O TCLE bem escrito não é só aprovado mais rápido. É o documento que protege o participante, protege a pesquisadora e garante que os dados coletados possam ser usados sem questionamento ético posterior.

Quando revisar o TCLE depois da aprovação

Projetos aprovados podem precisar de emenda quando há mudanças nos procedimentos, nos instrumentos ou no perfil dos participantes. Sempre que isso acontecer, o TCLE precisa ser atualizado e submetido como emenda na Plataforma Brasil antes de continuar a coleta com o novo formato.
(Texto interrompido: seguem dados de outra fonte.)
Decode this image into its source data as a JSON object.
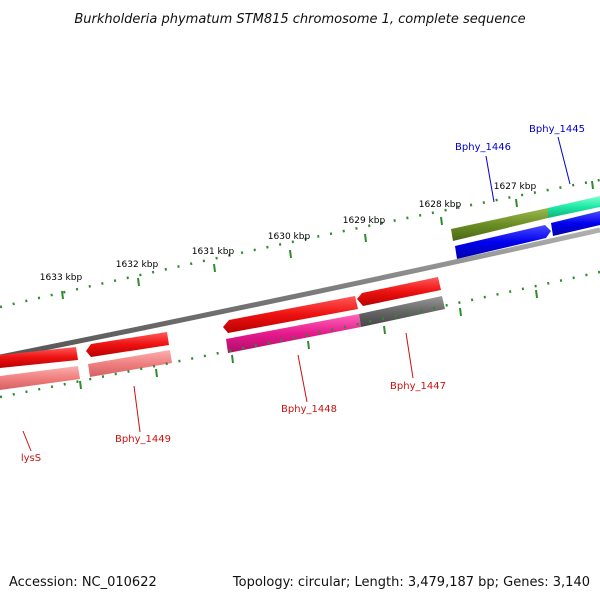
{
  "title": "Burkholderia phymatum STM815 chromosome 1, complete sequence",
  "footer": {
    "accession": "Accession: NC_010622",
    "summary": "Topology: circular; Length: 3,479,187 bp; Genes: 3,140"
  },
  "ticks": [
    {
      "label": "1633 kbp"
    },
    {
      "label": "1632 kbp"
    },
    {
      "label": "1631 kbp"
    },
    {
      "label": "1630 kbp"
    },
    {
      "label": "1629 kbp"
    },
    {
      "label": "1628 kbp"
    },
    {
      "label": "1627 kbp"
    }
  ],
  "genes": [
    {
      "id": "lysS",
      "label": "lysS",
      "strand": "reverse",
      "color": "#ee1111",
      "label_color": "#cc1111"
    },
    {
      "id": "Bphy_1449",
      "label": "Bphy_1449",
      "strand": "reverse",
      "color": "#ee1111",
      "label_color": "#cc1111"
    },
    {
      "id": "Bphy_1448",
      "label": "Bphy_1448",
      "strand": "reverse",
      "color": "#ee1111",
      "label_color": "#cc1111"
    },
    {
      "id": "Bphy_1447",
      "label": "Bphy_1447",
      "strand": "reverse",
      "color": "#ee1111",
      "label_color": "#cc1111"
    },
    {
      "id": "Bphy_1446",
      "label": "Bphy_1446",
      "strand": "forward",
      "color": "#0000ee",
      "label_color": "#0000cc"
    },
    {
      "id": "Bphy_1445",
      "label": "Bphy_1445",
      "strand": "forward",
      "color": "#0000ee",
      "label_color": "#0000cc"
    }
  ],
  "colors": {
    "backbone": "#7a7a7a",
    "tick": "#2e8b2e",
    "cds_reverse": "#ee1111",
    "cds_forward": "#0000ee",
    "feature_pink": "#f08080",
    "feature_magenta": "#e6198c",
    "feature_gray": "#666666",
    "feature_olive": "#6b8e23",
    "feature_teal": "#1de9a6"
  }
}
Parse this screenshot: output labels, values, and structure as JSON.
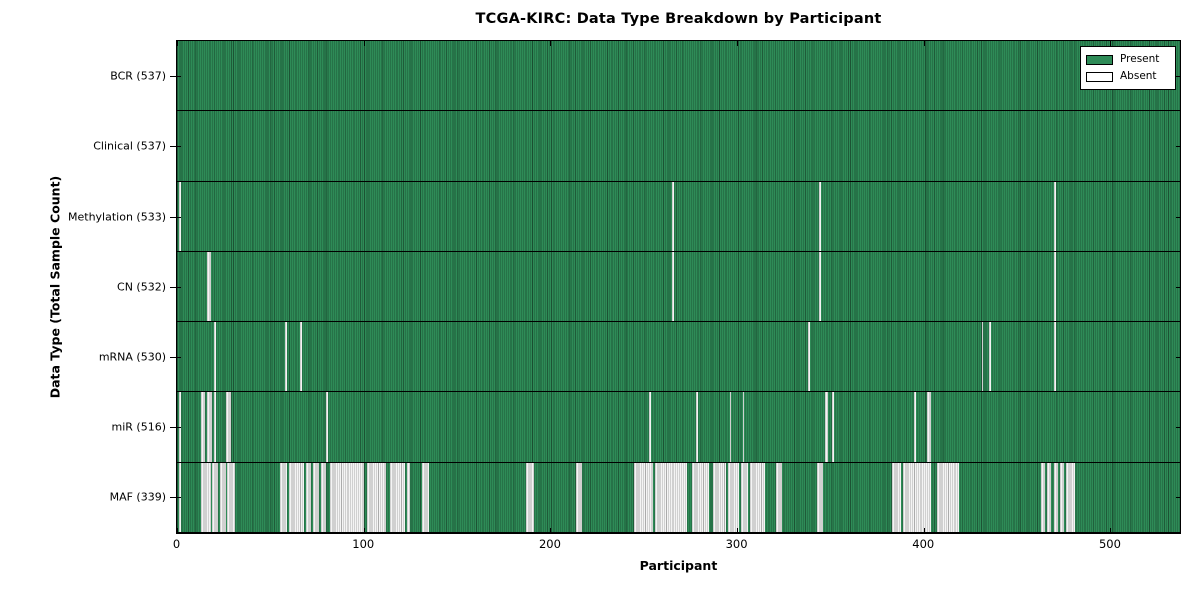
{
  "figure": {
    "title": "TCGA-KIRC: Data Type Breakdown by Participant",
    "xlabel": "Participant",
    "ylabel": "Data Type (Total Sample Count)"
  },
  "colors": {
    "present": "#2e8b57",
    "present_edge": "#1f5b39",
    "absent": "#ffffff",
    "absent_edge": "#ababab",
    "frame": "#000000"
  },
  "chart_data": {
    "type": "heatmap",
    "title": "TCGA-KIRC: Data Type Breakdown by Participant",
    "xlabel": "Participant",
    "ylabel": "Data Type (Total Sample Count)",
    "x_ticks": [
      0,
      100,
      200,
      300,
      400,
      500
    ],
    "xlim": [
      0,
      537
    ],
    "n_participants": 537,
    "grid": false,
    "legend_position": "upper right",
    "legend_entries": [
      {
        "label": "Present",
        "color": "#2e8b57"
      },
      {
        "label": "Absent",
        "color": "#ffffff"
      }
    ],
    "rows": [
      {
        "label": "BCR (537)",
        "data_type": "BCR",
        "present_count": 537,
        "absent_count": 0,
        "absent_ranges": []
      },
      {
        "label": "Clinical (537)",
        "data_type": "Clinical",
        "present_count": 537,
        "absent_count": 0,
        "absent_ranges": []
      },
      {
        "label": "Methylation (533)",
        "data_type": "Methylation",
        "present_count": 533,
        "absent_count": 4,
        "absent_ranges": [
          [
            1,
            2
          ],
          [
            265,
            266
          ],
          [
            344,
            345
          ],
          [
            470,
            471
          ]
        ]
      },
      {
        "label": "CN (532)",
        "data_type": "CN",
        "present_count": 532,
        "absent_count": 5,
        "absent_ranges": [
          [
            16,
            18
          ],
          [
            265,
            266
          ],
          [
            344,
            345
          ],
          [
            470,
            471
          ]
        ]
      },
      {
        "label": "mRNA (530)",
        "data_type": "mRNA",
        "present_count": 530,
        "absent_count": 7,
        "absent_ranges": [
          [
            20,
            21
          ],
          [
            58,
            59
          ],
          [
            66,
            67
          ],
          [
            338,
            339
          ],
          [
            431,
            432
          ],
          [
            435,
            436
          ],
          [
            470,
            471
          ]
        ]
      },
      {
        "label": "miR (516)",
        "data_type": "miR",
        "present_count": 516,
        "absent_count": 21,
        "absent_ranges": [
          [
            1,
            2
          ],
          [
            13,
            15
          ],
          [
            16,
            19
          ],
          [
            20,
            21
          ],
          [
            26,
            29
          ],
          [
            80,
            81
          ],
          [
            253,
            254
          ],
          [
            278,
            279
          ],
          [
            296,
            297
          ],
          [
            303,
            304
          ],
          [
            347,
            349
          ],
          [
            351,
            352
          ],
          [
            395,
            396
          ],
          [
            402,
            404
          ]
        ]
      },
      {
        "label": "MAF (339)",
        "data_type": "MAF",
        "present_count": 339,
        "absent_count": 198,
        "absent_ranges": [
          [
            1,
            2
          ],
          [
            13,
            18
          ],
          [
            19,
            22
          ],
          [
            23,
            26
          ],
          [
            27,
            31
          ],
          [
            55,
            59
          ],
          [
            60,
            68
          ],
          [
            69,
            72
          ],
          [
            73,
            76
          ],
          [
            77,
            80
          ],
          [
            82,
            100
          ],
          [
            102,
            112
          ],
          [
            114,
            122
          ],
          [
            123,
            125
          ],
          [
            131,
            135
          ],
          [
            187,
            191
          ],
          [
            214,
            217
          ],
          [
            245,
            255
          ],
          [
            256,
            273
          ],
          [
            276,
            285
          ],
          [
            287,
            294
          ],
          [
            295,
            301
          ],
          [
            302,
            306
          ],
          [
            307,
            315
          ],
          [
            321,
            324
          ],
          [
            343,
            346
          ],
          [
            383,
            388
          ],
          [
            389,
            404
          ],
          [
            407,
            419
          ],
          [
            463,
            465
          ],
          [
            466,
            468
          ],
          [
            470,
            472
          ],
          [
            473,
            475
          ],
          [
            476,
            481
          ]
        ]
      }
    ]
  }
}
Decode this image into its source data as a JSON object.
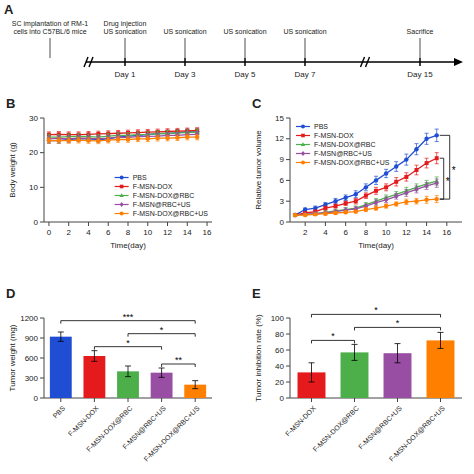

Guardar o registro de qual versão do TCLE foi usada com cada participante é boa prática, especialmente em pesquisas longas com múltiplos momentos de coleta. Em caso de questionamento posterior, esse histórico é o que demonstra que o processo foi conduzido de forma ética desde o início.

Perguntas frequentes

O que deve conter um Termo de Consentimento Livre e Esclarecido?
O TCLE deve conter identificação da pesquisa e da pesquisadora, objetivos e procedimentos em linguagem simples, riscos e benefícios, garantia de sigilo e anonimato, direito de retirada sem penalidade, contato da pesquisadora e do comitê de ética, e espaço para assinatura com data.
Como escrever o TCLE em linguagem acessível?
Use frases curtas, evite jargão técnico, prefira palavras do cotidiano. Se precisar usar termo técnico, explique entre parênteses. Peça para alguém de fora da área ler e sinalize o que não ficou claro. O critério é: o participante consegue entender o que vai acontecer?
O TCLE precisa ser aprovado pelo comitê de ética antes de usar?
Sim. Toda pesquisa com seres humanos no Brasil precisa de aprovação pelo CEP (Comitê de Ética em Pesquisa) via Plataforma Brasil antes de iniciar a coleta. Usar o TCLE antes da aprovação invalida os dados coletados e pode gerar sanções para a pesquisadora.